Why do you think that liquids have less kinetic energy compared to gasses?
Equipartition theorem (https://en.wikipedia.org/wiki/Equipartition_theorem) states that average kinetic energy is the same per degree of freedom and is 1/2 * k * T. The motion of a molecule of water inside a liquid is jittery, but still the molecule has 6 degrees of freedom so the kinetic energy should be the same.
This may look counter-intuitive. We heat water, water evaporates, energy consumed => molecules in gas should move faster. Isn't it? Actually the energy goes to breaking the attractive forces between molecules in liquid.
1) I do not understand if the temperature being measured is that of the liquid or of the entire system.

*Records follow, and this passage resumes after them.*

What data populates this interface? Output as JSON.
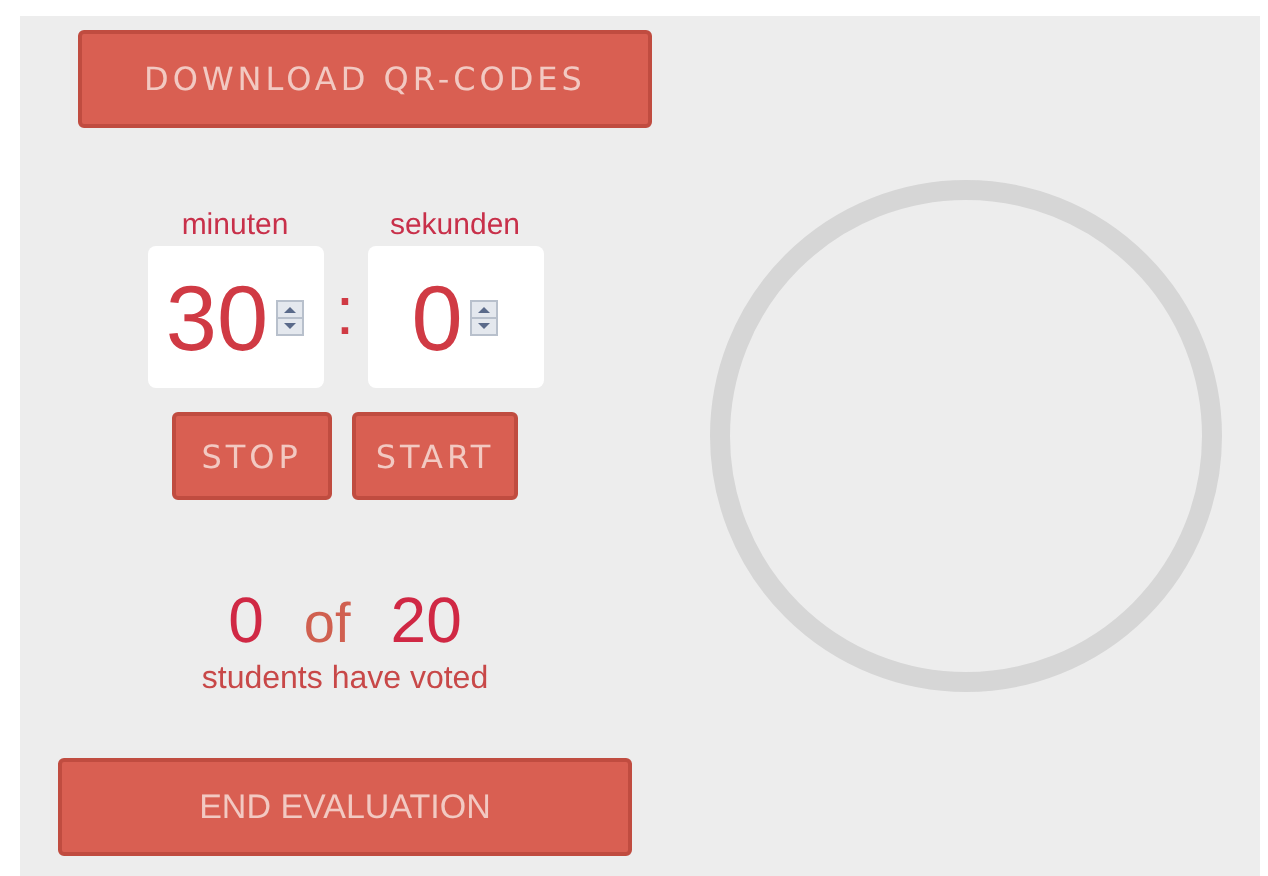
{
  "download_button": "DOWNLOAD QR-CODES",
  "timer": {
    "fields": [
      {
        "label": "minuten",
        "value": "30"
      },
      {
        "label": "sekunden",
        "value": "0"
      }
    ],
    "separator": ":"
  },
  "buttons": [
    "STOP",
    "START"
  ],
  "votes": {
    "count": "0",
    "of": "of",
    "total": "20",
    "caption": "students have voted"
  },
  "end_button": "END EVALUATION"
}
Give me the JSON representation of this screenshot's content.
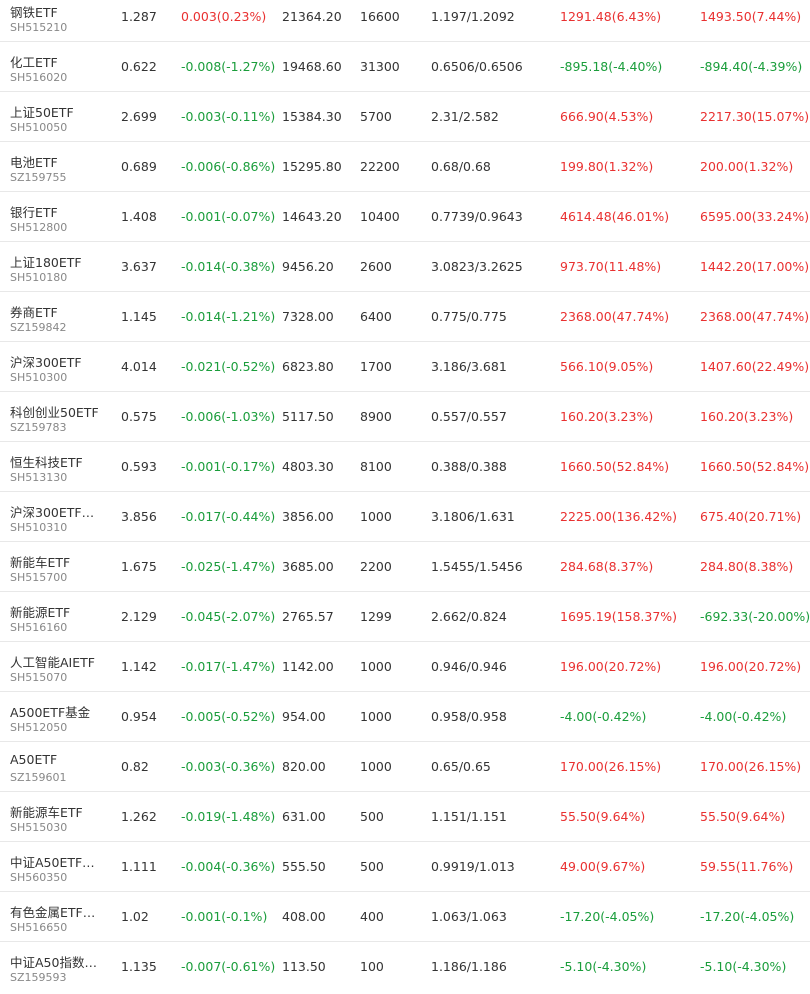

You have thermometer in liquid. I can't see why it will measure system's (Referring to the Latent heat of vaporization experiment we all must have witnessed in 10th grade or so)
2) Doesn't breaking the intermolecular bond automatically mean that the particles have become faster
I may not agree with you on this (see end)

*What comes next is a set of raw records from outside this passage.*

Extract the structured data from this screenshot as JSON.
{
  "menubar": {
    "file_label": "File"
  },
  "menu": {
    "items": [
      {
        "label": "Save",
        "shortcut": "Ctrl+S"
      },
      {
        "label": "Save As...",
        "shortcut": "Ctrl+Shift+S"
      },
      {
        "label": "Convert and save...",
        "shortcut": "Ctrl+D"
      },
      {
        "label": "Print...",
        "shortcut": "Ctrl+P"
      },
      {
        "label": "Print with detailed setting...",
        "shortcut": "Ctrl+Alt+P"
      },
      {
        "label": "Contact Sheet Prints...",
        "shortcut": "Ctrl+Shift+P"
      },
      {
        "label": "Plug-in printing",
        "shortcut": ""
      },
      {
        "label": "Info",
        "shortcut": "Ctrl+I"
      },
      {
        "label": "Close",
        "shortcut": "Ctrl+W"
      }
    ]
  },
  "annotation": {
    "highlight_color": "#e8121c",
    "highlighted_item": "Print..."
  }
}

Since evaporation has a cooling effect, when the boiling point is reached, the rate at which the liquid cools down because of evaporation becomes equal to the rate at which heat is added to the container, thus keeping the temperature of the liquid constant.

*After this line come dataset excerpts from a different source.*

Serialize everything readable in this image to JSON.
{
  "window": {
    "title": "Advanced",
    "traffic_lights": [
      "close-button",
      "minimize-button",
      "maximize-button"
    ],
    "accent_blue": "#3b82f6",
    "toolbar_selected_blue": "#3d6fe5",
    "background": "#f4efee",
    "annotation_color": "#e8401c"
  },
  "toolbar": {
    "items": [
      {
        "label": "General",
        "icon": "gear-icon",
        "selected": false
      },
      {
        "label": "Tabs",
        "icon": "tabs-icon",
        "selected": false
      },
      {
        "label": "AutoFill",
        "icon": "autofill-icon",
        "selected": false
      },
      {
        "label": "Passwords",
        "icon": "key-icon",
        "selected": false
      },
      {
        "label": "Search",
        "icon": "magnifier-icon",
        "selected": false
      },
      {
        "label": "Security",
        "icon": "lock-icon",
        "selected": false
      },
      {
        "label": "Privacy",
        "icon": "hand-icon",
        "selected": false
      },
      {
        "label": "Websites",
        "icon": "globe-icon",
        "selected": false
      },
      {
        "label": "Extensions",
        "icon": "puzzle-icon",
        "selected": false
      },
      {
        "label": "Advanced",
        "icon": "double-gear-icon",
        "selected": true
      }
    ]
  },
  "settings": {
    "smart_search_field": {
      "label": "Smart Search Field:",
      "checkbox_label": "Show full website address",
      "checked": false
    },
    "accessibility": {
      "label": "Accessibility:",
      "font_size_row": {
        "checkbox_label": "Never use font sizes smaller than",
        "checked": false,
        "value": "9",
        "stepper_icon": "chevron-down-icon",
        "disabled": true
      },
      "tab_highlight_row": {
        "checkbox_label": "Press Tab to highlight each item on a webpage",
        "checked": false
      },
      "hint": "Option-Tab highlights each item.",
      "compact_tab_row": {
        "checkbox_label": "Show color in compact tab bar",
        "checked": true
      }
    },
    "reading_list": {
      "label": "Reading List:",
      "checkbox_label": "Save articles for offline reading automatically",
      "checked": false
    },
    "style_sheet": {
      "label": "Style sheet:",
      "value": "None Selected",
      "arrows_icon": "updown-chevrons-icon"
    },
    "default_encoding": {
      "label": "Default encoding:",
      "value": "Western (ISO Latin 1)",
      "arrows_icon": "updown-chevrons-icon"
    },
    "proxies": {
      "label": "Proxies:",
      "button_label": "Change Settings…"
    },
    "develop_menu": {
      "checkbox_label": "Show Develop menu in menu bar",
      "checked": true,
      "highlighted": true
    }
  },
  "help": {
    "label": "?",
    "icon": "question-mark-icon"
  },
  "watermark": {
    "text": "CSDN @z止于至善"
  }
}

Now see, Evaporation is phase transition from liquid to vapors while Boiling is a phase transition from liquid to gases. More over. Evaporation may occur when the partial pressure of vapor of a substance is less than the equilibrium vapour pressure while Boiling, as opposed to evaporation, occurs below the surface. Boiling occurs when the equilibrium vapour pressure of the substance is greater than or equal to the environmental pressure. I can''t see how you are correlating them
If heat is coming into a substance during a phase change, then this energy is used to break the bonds between the molecules of the substance. The example we will use here is ice melting into water. Immediately after the molecular bonds in the ice are broken the molecules are moving (vibrating) at the same average speed as before, so their average kinetic energy remains the same, and, thus, their Kelvin temperature remains the same.
Note: The above explanation is borrowed from this Link
Best Answer
Imagine a container containing just ice at $-1^\circ \rm C$. When you heat it, the energy goes into kinetic motion of the molecules, and its temperature increases. Similarly, if the container is filled with liquid water at $1^\circ \rm C$ its temperature will increase for the same reason.
But now imagine the container is filled with 90% ice and 10% water at $0^\circ \rm C$. If you heat the water part up, it's temperature will temporarily increase a little. But now the water is hotter than the ice, so heat will be transferred from the water to the ice. When the ice is heated above $0^\circ \rm C$ it melts, and this uses up some energy, cooling the water. This will continue until the ice and the water are the same temperature again, so you'll end up back at $0^\circ \rm C$, but with a higher proportion of liquid water and less ice.
This is why, if you heat a mixture of the two phases slowly enough, all the energy will go into melting the solid rather than increasing the temperature. It continues until all the solid has melted, which is when the temperature starts increasing again. The same thing happens in reverse if you decrease the temperature.